1 is a schematic configuration diagram of a curved surface cutting device according to an embodiment of the present invention, FIG. 2 is a partially sectional side view showing the main parts of the device in FIG. 1, and FIG. 3 is a gear wheel thereof. Plane sectional view of the device section, 4th
The figure is a side sectional view thereof. 1... Boring arbor, 2... Hollow shaft, 5...
・Main shaft. 6... Shaft with rack, 7... Rack, 10.
...Pinion shaft, 14A, 14B...Turret main body, 1
5...Turret support, 17...Turret base, 1
9... Worm shaft, 20... Gear box, 22...
...Warm. 23... Worm foil, 25a... Worm foil shaft, 25... Bit holder, 32... Bit, 3
3... Rotating shaft, 34... Universal joint,
35...Spline shaft, 36...Spline bearing,
37...Spline nut tube. fJ+ Figure ¥r, z Figure

Claims (1)

[Scope of Claims] 1. A hollow shaft-shaped boring arbor directly connected to a hollow shaft around the main axis of a machine tool, and a tool rest that is removably attached to the outside of the boring arbor and rotates with the rotation of the boring arbor. , an axial feed shaft of the main spindle that is directly connected to the main spindle of the machine tool and is slidably mounted inside the hollow shaft-shaped boring arbor; a first conversion mechanism for converting the rotational movement in the turret into an axial rotation perpendicular to the rotational movement within the tool rest;
a second conversion mechanism that transmits the rotation converted by the conversion mechanism in the right angle direction; an intermediate shaft that connects the first conversion mechanism and the second conversion mechanism; and a rotation that is converted by the second conversion mechanism. It consists of a tool holder formed on a rotating shaft and a tool attached to the tool holder, and by axial movement of the main shaft of the machine tool, the tool holder on the tool rest installed via the boring arbor is moved.
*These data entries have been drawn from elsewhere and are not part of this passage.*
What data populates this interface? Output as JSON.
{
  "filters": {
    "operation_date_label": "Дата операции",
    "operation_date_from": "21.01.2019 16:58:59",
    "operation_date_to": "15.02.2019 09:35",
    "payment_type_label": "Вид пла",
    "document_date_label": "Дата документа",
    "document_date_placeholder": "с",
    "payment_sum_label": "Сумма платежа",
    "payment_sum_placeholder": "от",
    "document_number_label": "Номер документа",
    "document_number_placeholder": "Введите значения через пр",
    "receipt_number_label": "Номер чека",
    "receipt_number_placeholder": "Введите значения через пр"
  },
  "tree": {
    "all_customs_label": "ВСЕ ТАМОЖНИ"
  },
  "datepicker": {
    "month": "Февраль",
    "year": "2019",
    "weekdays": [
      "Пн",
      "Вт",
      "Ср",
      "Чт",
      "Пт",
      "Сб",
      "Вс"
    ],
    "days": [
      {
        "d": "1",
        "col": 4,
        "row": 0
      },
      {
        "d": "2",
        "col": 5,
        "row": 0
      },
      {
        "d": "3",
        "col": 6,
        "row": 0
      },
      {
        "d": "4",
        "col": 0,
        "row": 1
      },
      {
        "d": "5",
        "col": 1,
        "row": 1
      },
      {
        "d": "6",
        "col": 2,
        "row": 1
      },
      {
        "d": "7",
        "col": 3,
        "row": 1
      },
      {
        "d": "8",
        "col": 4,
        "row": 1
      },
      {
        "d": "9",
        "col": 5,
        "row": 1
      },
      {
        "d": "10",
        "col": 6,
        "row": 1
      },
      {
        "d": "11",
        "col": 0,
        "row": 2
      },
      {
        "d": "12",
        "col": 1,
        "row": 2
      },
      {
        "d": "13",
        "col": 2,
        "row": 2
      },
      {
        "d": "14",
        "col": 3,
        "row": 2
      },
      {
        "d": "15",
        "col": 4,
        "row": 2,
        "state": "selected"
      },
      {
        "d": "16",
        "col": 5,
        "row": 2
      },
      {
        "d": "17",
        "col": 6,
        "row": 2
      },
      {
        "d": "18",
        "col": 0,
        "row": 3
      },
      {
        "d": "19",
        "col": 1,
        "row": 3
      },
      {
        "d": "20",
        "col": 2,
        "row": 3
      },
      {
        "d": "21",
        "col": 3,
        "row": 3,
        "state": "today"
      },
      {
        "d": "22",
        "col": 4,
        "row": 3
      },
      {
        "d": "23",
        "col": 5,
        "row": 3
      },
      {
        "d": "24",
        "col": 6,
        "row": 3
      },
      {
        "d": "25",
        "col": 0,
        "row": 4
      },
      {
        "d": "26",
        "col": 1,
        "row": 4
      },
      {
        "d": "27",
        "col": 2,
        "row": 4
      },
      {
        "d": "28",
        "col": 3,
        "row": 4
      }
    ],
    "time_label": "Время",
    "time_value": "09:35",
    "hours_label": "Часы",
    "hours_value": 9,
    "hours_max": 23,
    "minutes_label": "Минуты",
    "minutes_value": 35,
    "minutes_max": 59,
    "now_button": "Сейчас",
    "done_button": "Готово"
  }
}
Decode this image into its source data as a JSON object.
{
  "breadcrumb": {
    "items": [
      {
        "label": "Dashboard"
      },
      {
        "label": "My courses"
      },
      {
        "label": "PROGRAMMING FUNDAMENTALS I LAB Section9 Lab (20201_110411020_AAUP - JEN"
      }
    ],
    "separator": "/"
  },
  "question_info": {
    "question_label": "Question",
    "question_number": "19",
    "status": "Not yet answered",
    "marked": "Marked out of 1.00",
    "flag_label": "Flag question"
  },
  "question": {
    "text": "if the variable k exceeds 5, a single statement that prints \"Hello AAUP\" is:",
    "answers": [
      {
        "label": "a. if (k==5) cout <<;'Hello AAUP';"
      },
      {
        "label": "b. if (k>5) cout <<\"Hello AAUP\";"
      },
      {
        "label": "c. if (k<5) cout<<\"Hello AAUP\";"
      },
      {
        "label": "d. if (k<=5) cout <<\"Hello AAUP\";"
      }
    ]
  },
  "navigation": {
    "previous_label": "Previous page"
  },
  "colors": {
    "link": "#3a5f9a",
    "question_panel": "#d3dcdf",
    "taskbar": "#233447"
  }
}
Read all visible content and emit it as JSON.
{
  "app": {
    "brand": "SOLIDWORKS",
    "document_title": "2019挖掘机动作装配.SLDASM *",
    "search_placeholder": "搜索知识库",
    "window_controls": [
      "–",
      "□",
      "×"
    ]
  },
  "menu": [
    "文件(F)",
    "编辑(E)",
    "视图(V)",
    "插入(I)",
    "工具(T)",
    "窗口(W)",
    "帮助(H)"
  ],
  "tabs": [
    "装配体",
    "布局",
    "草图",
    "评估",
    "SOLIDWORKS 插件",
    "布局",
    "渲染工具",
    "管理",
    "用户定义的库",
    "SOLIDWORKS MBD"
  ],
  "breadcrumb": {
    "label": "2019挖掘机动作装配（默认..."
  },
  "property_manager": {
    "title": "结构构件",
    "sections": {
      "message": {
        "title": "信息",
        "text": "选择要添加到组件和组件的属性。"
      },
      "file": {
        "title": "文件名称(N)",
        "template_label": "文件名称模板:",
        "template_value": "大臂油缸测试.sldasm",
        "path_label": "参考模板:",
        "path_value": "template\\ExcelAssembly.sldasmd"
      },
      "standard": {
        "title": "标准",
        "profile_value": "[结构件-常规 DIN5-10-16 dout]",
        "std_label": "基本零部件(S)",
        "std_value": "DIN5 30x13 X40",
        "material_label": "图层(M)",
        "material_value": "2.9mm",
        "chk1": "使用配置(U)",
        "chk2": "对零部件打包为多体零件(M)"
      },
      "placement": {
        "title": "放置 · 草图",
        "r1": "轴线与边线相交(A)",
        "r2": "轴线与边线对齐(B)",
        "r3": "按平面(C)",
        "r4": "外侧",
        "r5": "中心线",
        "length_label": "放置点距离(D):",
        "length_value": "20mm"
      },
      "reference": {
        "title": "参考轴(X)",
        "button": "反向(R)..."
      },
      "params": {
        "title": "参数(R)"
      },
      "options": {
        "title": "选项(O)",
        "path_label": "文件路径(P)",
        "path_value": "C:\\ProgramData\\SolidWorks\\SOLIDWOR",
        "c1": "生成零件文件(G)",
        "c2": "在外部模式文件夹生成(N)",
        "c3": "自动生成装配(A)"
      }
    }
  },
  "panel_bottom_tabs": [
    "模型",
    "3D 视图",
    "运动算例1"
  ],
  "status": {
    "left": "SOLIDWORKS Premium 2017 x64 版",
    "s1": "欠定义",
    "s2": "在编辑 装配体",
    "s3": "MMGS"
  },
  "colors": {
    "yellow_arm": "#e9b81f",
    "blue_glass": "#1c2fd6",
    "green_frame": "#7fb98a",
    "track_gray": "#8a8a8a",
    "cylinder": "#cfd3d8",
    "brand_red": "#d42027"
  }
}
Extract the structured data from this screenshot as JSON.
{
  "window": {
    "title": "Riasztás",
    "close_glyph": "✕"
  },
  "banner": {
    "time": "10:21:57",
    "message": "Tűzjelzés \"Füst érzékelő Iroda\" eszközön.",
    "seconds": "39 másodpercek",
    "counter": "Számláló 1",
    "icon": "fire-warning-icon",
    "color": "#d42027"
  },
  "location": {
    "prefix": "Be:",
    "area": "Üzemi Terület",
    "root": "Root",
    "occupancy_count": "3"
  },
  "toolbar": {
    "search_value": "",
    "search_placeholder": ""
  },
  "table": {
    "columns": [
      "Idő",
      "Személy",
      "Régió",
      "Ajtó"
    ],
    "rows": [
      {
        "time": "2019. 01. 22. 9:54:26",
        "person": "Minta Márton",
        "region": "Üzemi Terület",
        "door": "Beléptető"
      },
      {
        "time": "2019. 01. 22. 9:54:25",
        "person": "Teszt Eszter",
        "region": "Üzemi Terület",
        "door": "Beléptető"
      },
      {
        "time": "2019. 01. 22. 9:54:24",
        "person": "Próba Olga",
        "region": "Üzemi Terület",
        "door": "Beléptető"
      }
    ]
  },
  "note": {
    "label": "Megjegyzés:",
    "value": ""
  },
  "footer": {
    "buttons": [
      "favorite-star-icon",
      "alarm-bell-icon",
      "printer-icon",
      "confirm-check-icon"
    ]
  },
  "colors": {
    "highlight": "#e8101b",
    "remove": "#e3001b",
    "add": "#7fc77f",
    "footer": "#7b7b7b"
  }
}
A curved surface cutting device characterized in that it is configured to rotate. 2. In the device described in claim 1, the first converting mechanism includes a shaft with a rack related to an axial feed shaft directly connected to the main axis of the machine tool, and a shaft that engages with the rack to convert linear movement of the rack into rotational movement. A curved surface cutting device that consists of a gear shaft that converts into 3. In the device described in claim 1, the second conversion mechanism includes a worm shaft and a worm wheel shaft connected to the intermediate shaft, and the rotation of the worm shaft is controlled by the meshing of the worm and the worm wheel. A curved surface cutting device, wherein the gear device transmits data orthogonally to the worm wheel shaft, and a cutting tool holder is formed on the worm wheel shaft. 4. In any of claims 1 to 3, the tool rest includes a tool rest main body attached to the outer periphery of the boring arbor and housing the first conversion mechanism, and a second conversion mechanism. A curved surface cutting device comprising a turret base on which the gearbox is placed and fixed, and a turret support capable of adjusting the distance between the turret main body and the turret base. 5. In any one of claims 1 to 4, the intermediate shaft connects the sprite shaft portion and the spline nut cylindrical portion so that the shaft length can be adjusted. A curved surface cutting device configured to be connected to a gear shaft of a first conversion mechanism and a worm shaft of a second conversion mechanism.